Manque de sommeil. Il peut suffire à faire reconnaître une faute inexcusable de l'employeur
La fatigue au volant peut être à l’origine d’accidents, plus ou moins grave. Et il peut arriver, comme le prouve une décision récente, que les juges fassent du manque de sommeil une faute inexcusable de l’employeur.
Un salarié, engagé comme chauffeur-livreur, est victime d’un accident de la circulation avec son véhicule de livraison. L’accident est reconnu comme accident du travail et est pris en charge comme tel par la sécurité sociale. Le salarié demande alors la reconnaissance de la faute inexcusable de l’employeur.
Pour convaincre les juges, le salarié invoque un article du code du travail qui prévoit que le bénéfice de la faute inexcusable est de droit lorsque le salarié, ou un membre du CSE, avait signalé à l'employeur le risque qui s'est matérialisé (article L.4131-4). Or, dans cette affaire, notre chauffeur-livreur avait effectivement informé l’employeur au moment de sa prise de service qu’il « était fatigué à cause d'un souci personnel de son enfant ». Une ordonnance des urgences pédiatriques de la veille pour son enfant, et des attestations de deux collègues, corroborées par une attestation produite par l'employeur, justifiait effectivement de ce qu’il avait alerté « de son état de fatigue important lié à l'absence de repos durant la nuit, signalant ainsi à l'employeur un risque auquel il se trouvait exposé au regard de son poste de chauffeur ».
L’argument fait mouche !
Pour les juges, il était bien prouvé que le salarié, « dont le poste de chauffeur nécessite un état de vigilance particulièrement soutenu, avait signalé à son employeur une situation de fait de nature à le mettre en danger ». Et d’en déduire qu’il y avait effectivement un « lien entre la fatigue signalée et les fautes de conduite de la victime à l'origine de l'accident ». D’où la reconnaissance automatique de la faute inexcusable de l’employeur.

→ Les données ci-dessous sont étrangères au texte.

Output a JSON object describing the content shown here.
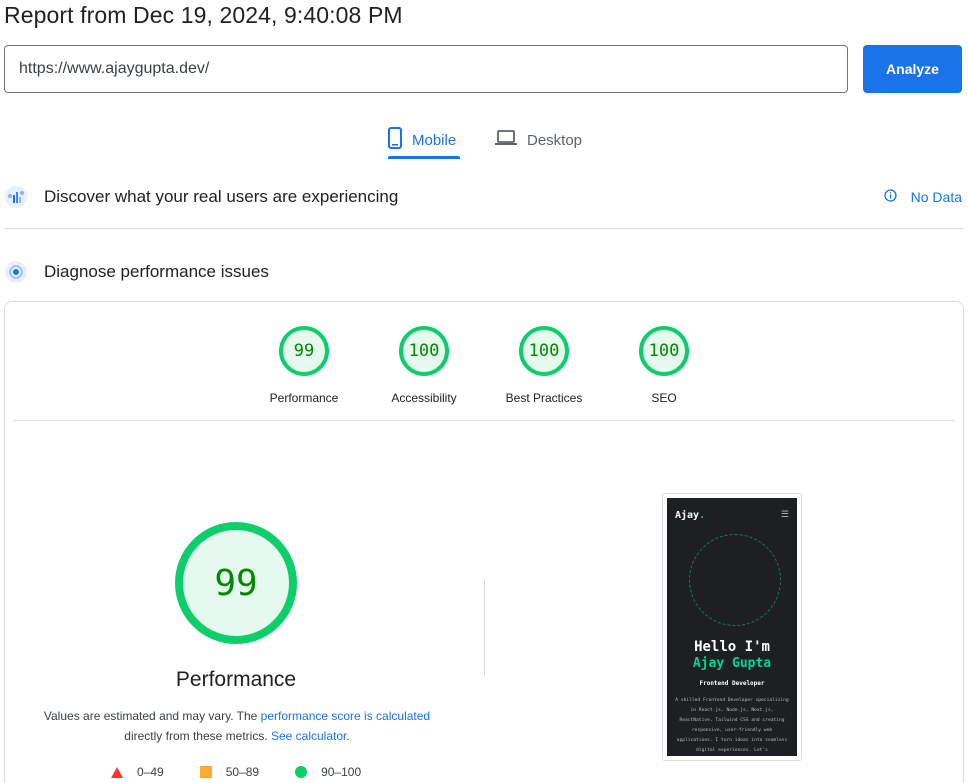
{
  "report": {
    "title": "Report from Dec 19, 2024, 9:40:08 PM"
  },
  "search": {
    "url": "https://www.ajaygupta.dev/",
    "analyze_label": "Analyze"
  },
  "tabs": [
    {
      "label": "Mobile",
      "icon": "smartphone-icon",
      "selected": true
    },
    {
      "label": "Desktop",
      "icon": "laptop-icon",
      "selected": false
    }
  ],
  "sections": {
    "crux": {
      "title": "Discover what your real users are experiencing",
      "status": "No Data"
    },
    "diagnose": {
      "title": "Diagnose performance issues"
    }
  },
  "scores": [
    {
      "label": "Performance",
      "value": "99"
    },
    {
      "label": "Accessibility",
      "value": "100"
    },
    {
      "label": "Best Practices",
      "value": "100"
    },
    {
      "label": "SEO",
      "value": "100"
    }
  ],
  "performance": {
    "score": "99",
    "title": "Performance",
    "desc_prefix": "Values are estimated and may vary. The ",
    "desc_link1": "performance score is calculated",
    "desc_middle": " directly from these metrics. ",
    "desc_link2": "See calculator",
    "desc_suffix": "."
  },
  "legend": [
    {
      "range": "0–49",
      "color": "#ff3333",
      "shape": "triangle"
    },
    {
      "range": "50–89",
      "color": "#ffaa33",
      "shape": "square"
    },
    {
      "range": "90–100",
      "color": "#0cce6b",
      "shape": "circle"
    }
  ],
  "screenshot": {
    "logo": "Ajay",
    "logo_dot": ".",
    "menu": "☰",
    "hello": "Hello I'm",
    "name": "Ajay Gupta",
    "role": "Frontend Developer",
    "bio": "A skilled Frontend Developer specializing in React.js, Node.js, Next.js, ReactNative, Tailwind CSS and creating responsive, user-friendly web applications. I turn ideas into seamless digital experiences. Let's"
  },
  "colors": {
    "accent": "#1a73e8",
    "pass": "#0cce6b",
    "pass_text": "#008800",
    "average": "#ffaa33",
    "fail": "#ff3333"
  }
}
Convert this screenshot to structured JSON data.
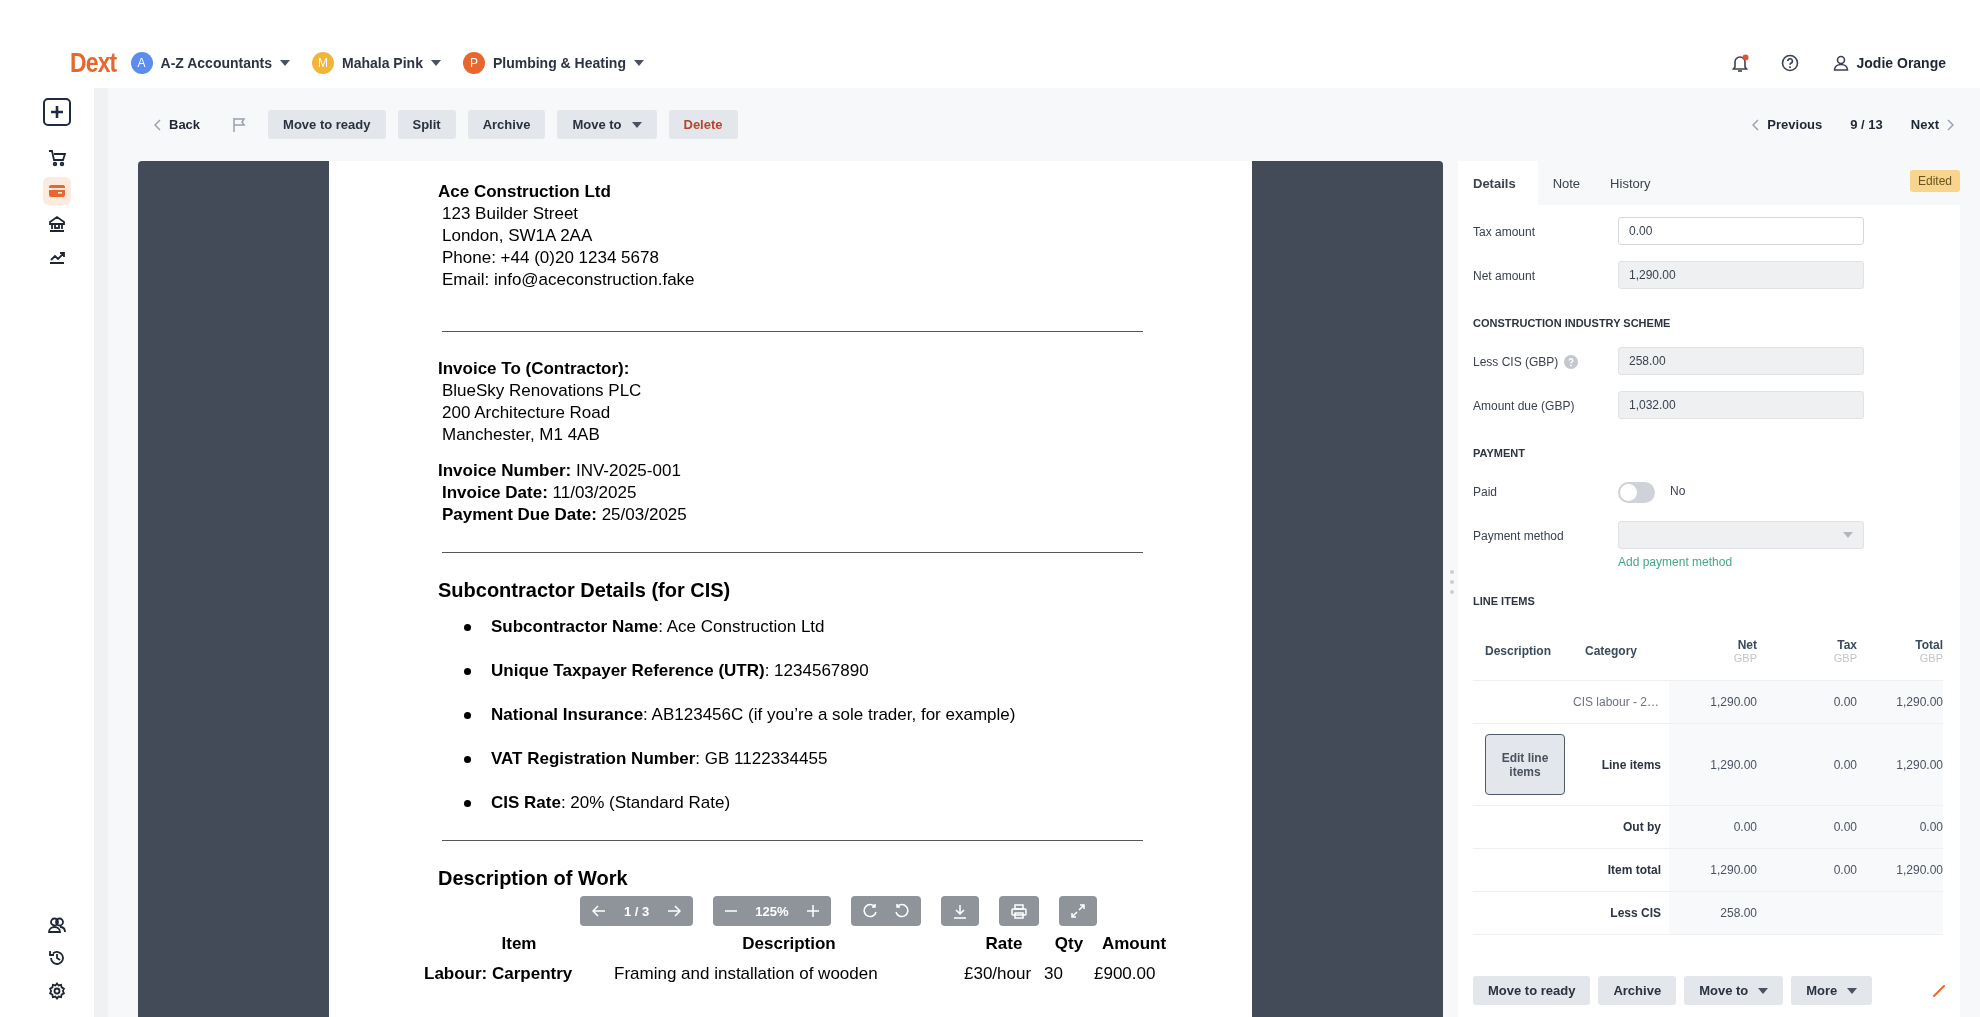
{
  "header": {
    "logo": "Dext",
    "workspaces": [
      {
        "initial": "A",
        "name": "A-Z Accountants",
        "color": "#5b8def"
      },
      {
        "initial": "M",
        "name": "Mahala Pink",
        "color": "#f2b53a"
      },
      {
        "initial": "P",
        "name": "Plumbing & Heating",
        "color": "#e8672e"
      }
    ],
    "notification": true,
    "user": "Jodie Orange"
  },
  "sidebar": {
    "top": [
      {
        "kind": "cart",
        "selected": false
      },
      {
        "kind": "card",
        "selected": true
      },
      {
        "kind": "bank",
        "selected": false
      },
      {
        "kind": "chart",
        "selected": false
      }
    ],
    "bottom": [
      {
        "kind": "people",
        "selected": false
      },
      {
        "kind": "history",
        "selected": false
      },
      {
        "kind": "settings",
        "selected": false
      }
    ]
  },
  "toolbar": {
    "back": "Back",
    "flagged": false,
    "buttons": [
      {
        "label": "Move to ready",
        "kind": "plain"
      },
      {
        "label": "Split",
        "kind": "plain"
      },
      {
        "label": "Archive",
        "kind": "plain"
      },
      {
        "label": "Move to",
        "kind": "dropdown"
      },
      {
        "label": "Delete",
        "kind": "danger"
      }
    ],
    "previous": "Previous",
    "position": "9 / 13",
    "next": "Next"
  },
  "document": {
    "blocks": [
      {
        "kind": "address",
        "title": "Ace Construction Ltd",
        "lines": [
          "123 Builder Street",
          "London, SW1A 2AA",
          "Phone: +44 (0)20 1234 5678",
          "Email: info@aceconstruction.fake"
        ]
      },
      {
        "kind": "rule"
      },
      {
        "kind": "address",
        "title": "Invoice To (Contractor):",
        "lines": [
          "BlueSky Renovations PLC",
          "200 Architecture Road",
          "Manchester, M1 4AB"
        ]
      },
      {
        "kind": "lines",
        "lines": [
          "**Invoice Number:** INV-2025-001",
          "**Invoice Date:** 11/03/2025",
          "**Payment Due Date:** 25/03/2025"
        ]
      },
      {
        "kind": "rule"
      },
      {
        "kind": "heading",
        "text": "Subcontractor Details (for CIS)"
      },
      {
        "kind": "bullets",
        "items": [
          "**Subcontractor Name**: Ace Construction Ltd",
          "**Unique Taxpayer Reference (UTR)**: 1234567890",
          "**National Insurance**: AB123456C (if you’re a sole trader, for example)",
          "**VAT Registration Number**: GB 1122334455",
          "**CIS Rate**: 20% (Standard Rate)"
        ]
      },
      {
        "kind": "rule"
      },
      {
        "kind": "heading",
        "text": "Description of Work"
      },
      {
        "kind": "table",
        "columns": [
          "Item",
          "Description",
          "Rate",
          "Qty",
          "Amount"
        ],
        "rows": [
          [
            "Labour: Carpentry",
            "Framing and installation of wooden",
            "£30/hour",
            "30",
            "£900.00"
          ]
        ]
      }
    ],
    "viewer": {
      "page": "1 / 3",
      "zoom": "125%"
    }
  },
  "panel": {
    "tabs": [
      {
        "label": "Details",
        "selected": true
      },
      {
        "label": "Note",
        "selected": false
      },
      {
        "label": "History",
        "selected": false
      }
    ],
    "badge": "Edited",
    "rows": [
      {
        "kind": "field",
        "label": "Tax amount",
        "value": "0.00",
        "editable": true
      },
      {
        "kind": "field",
        "label": "Net amount",
        "value": "1,290.00",
        "editable": false
      },
      {
        "kind": "heading",
        "text": "CONSTRUCTION INDUSTRY SCHEME"
      },
      {
        "kind": "field",
        "label": "Less CIS (GBP)",
        "value": "258.00",
        "editable": false,
        "help": true
      },
      {
        "kind": "field",
        "label": "Amount due (GBP)",
        "value": "1,032.00",
        "editable": false
      },
      {
        "kind": "heading",
        "text": "PAYMENT"
      },
      {
        "kind": "toggle",
        "label": "Paid",
        "on": false,
        "state": "No"
      },
      {
        "kind": "select",
        "label": "Payment method",
        "link": "Add payment method"
      },
      {
        "kind": "heading",
        "text": "LINE ITEMS"
      }
    ],
    "line_items": {
      "columns": [
        {
          "label": "Description"
        },
        {
          "label": "Category"
        },
        {
          "label": "Net",
          "unit": "GBP"
        },
        {
          "label": "Tax",
          "unit": "GBP"
        },
        {
          "label": "Total",
          "unit": "GBP"
        }
      ],
      "rows": [
        {
          "kind": "item",
          "category": "CIS labour - 2…",
          "net": "1,290.00",
          "tax": "0.00",
          "total": "1,290.00"
        },
        {
          "kind": "summary",
          "action": "Edit line items",
          "label": "Line items",
          "net": "1,290.00",
          "tax": "0.00",
          "total": "1,290.00"
        },
        {
          "kind": "summary",
          "label": "Out by",
          "net": "0.00",
          "tax": "0.00",
          "total": "0.00"
        },
        {
          "kind": "summary",
          "label": "Item total",
          "net": "1,290.00",
          "tax": "0.00",
          "total": "1,290.00"
        },
        {
          "kind": "summary",
          "label": "Less CIS",
          "net": "258.00"
        }
      ]
    },
    "footer_buttons": [
      {
        "label": "Move to ready",
        "kind": "plain"
      },
      {
        "label": "Archive",
        "kind": "plain"
      },
      {
        "label": "Move to",
        "kind": "dropdown"
      },
      {
        "label": "More",
        "kind": "dropdown"
      }
    ]
  }
}
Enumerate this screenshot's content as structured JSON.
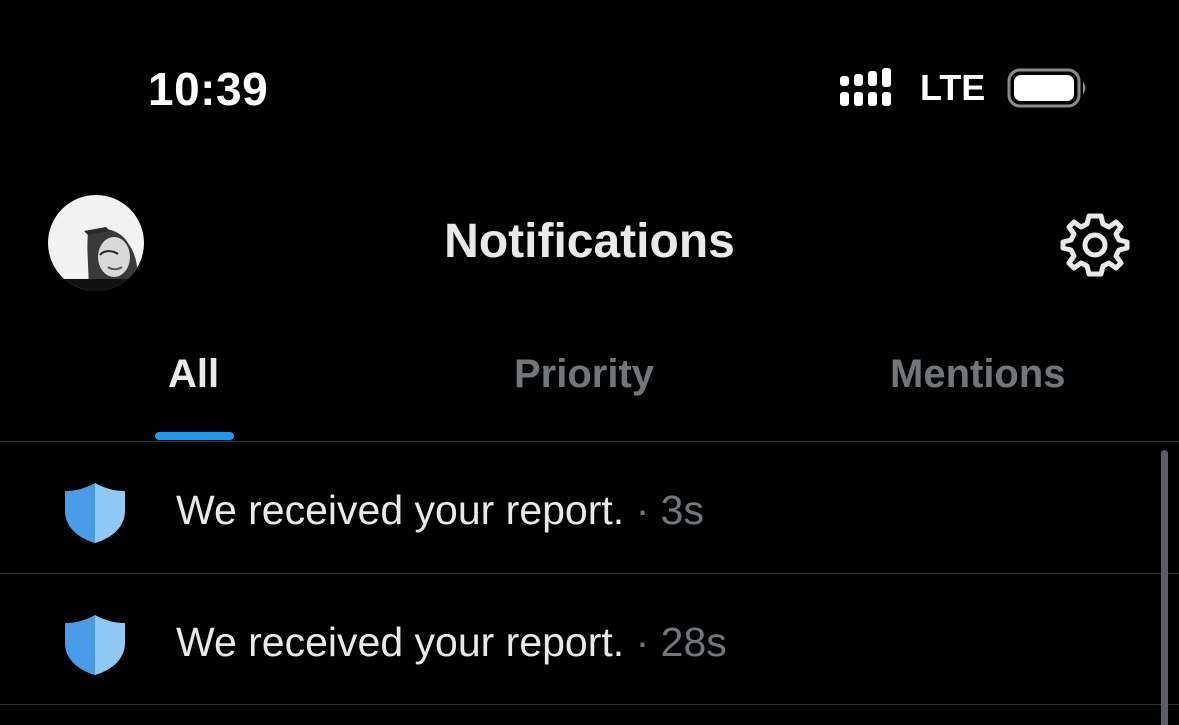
{
  "status_bar": {
    "time": "10:39",
    "network": "LTE",
    "icons": [
      "signal-icon",
      "battery-icon"
    ]
  },
  "header": {
    "title": "Notifications",
    "avatar_icon": "avatar",
    "settings_icon": "gear-icon"
  },
  "tabs": [
    {
      "label": "All",
      "active": true
    },
    {
      "label": "Priority",
      "active": false
    },
    {
      "label": "Mentions",
      "active": false
    }
  ],
  "notifications": [
    {
      "icon": "shield-icon",
      "text": "We received your report.",
      "time": "3s"
    },
    {
      "icon": "shield-icon",
      "text": "We received your report.",
      "time": "28s"
    }
  ],
  "colors": {
    "background": "#000000",
    "accent": "#1d9bf0",
    "text_primary": "#e7e9ea",
    "text_secondary": "#71767b"
  }
}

Notons que l'employeur a bien essayé de tirer argument du fait que le salarié avait été condamné par le tribunal correctionnel « pour violation manifestement délibérée d'une obligation de prudence ou de sécurité ». Et pour cause, puisqu’il avait effectué « un dépassement sans visibilité suffisante à l'approche d'un virage, franchissant à cet effet une ligne continue, et le tout à une vitesse excessive et égard aux circonstances en l'espèce : chaussée mouillée et virages ». À cet égard, la solution peut paraître sévère.
-
A RETENIR
Les juges ont considéré qu’il y avant un « lien entre la fatigue signalée et les fautes de conduite de la victime à l'origine de l'accident ». D’où la reconnaissance automatique de la faute inexcusable de l’employeur.